When Nick Norman, Master of the Royal Armouries, announced at a recent reception at Littlecote House in Wiltshire, that an appeal for the 580,000 to save the Armoury from being auctioned, had been succssful, it represented no mean achievement. ``It was the largest sum we have ever needed to raise, and the shortest time in which to do it,'' he said. ``But it was worth the effort. The Armoury had to be saved.'' In its day the Littlecote Armoury was a working arsenal, used for storing weapons and supplies for the Littlecote contingent of the Parliamentary Army in the Civil Wars in the 17th century. This contingent had been formed by Gen. Alexander Popham, whose equestrian portrait dominates the Great Hall, and accounts for 80,000 of the purchase price.
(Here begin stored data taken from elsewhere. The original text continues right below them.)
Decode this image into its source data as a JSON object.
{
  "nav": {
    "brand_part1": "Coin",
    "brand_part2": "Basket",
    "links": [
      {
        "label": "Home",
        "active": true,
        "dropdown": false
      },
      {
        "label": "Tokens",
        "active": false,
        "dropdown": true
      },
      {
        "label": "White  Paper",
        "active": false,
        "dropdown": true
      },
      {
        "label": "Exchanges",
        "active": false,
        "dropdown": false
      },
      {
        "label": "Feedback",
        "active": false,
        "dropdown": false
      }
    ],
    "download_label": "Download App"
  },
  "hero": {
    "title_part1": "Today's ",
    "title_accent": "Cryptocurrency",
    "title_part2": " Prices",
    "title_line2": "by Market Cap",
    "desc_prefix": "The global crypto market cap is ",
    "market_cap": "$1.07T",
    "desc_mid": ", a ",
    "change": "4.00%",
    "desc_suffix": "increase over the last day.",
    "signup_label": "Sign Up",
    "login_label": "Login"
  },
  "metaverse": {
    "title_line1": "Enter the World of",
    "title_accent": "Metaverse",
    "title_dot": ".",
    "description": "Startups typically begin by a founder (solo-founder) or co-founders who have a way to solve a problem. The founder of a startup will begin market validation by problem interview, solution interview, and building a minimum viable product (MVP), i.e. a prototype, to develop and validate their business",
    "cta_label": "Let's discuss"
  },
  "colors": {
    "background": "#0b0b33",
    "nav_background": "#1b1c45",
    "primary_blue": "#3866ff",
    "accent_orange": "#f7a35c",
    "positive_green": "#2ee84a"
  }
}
The people of Wiltshire generally supported the Parliamentarians of Oliver Cromwell, but at the end of the wars they made their peace with the restored monarchy
and returned to their farms and estates.
The Littlecote Armoury is the only one to have survived from the Civil Wars, out of probably dozens around the country. The Armoury contains about three quarters of all the guns surviving from the period. Five full armours and 36 buff-leather coats which are very rare and in excellent condition.
With just six weeks to save the Armoury drastic measures were needed and all available forces had to be mustered. In what is probably the only occasion in which Roundheads and Cavaliers have marched together in a common cause, about 500 members of the Sealed Knot and the English Civil War Society, fully armed and equipped from their own collections, marched from the Tower of London to Horse Guards Parade one Sunday in October. There they met a contingent of 10members of the Royal Armouries staff who had
marched the 70 miles from Littlecote in full battle dress.
The government minister who received the petition from the combined forces must have been impressed for the government supported the appeal generously. So did many others including Paul Getty Jr. who is becoming a familiar figure in these battles.
The safety of the Armoury and in its original setting is a victory General Popham would have been proud of.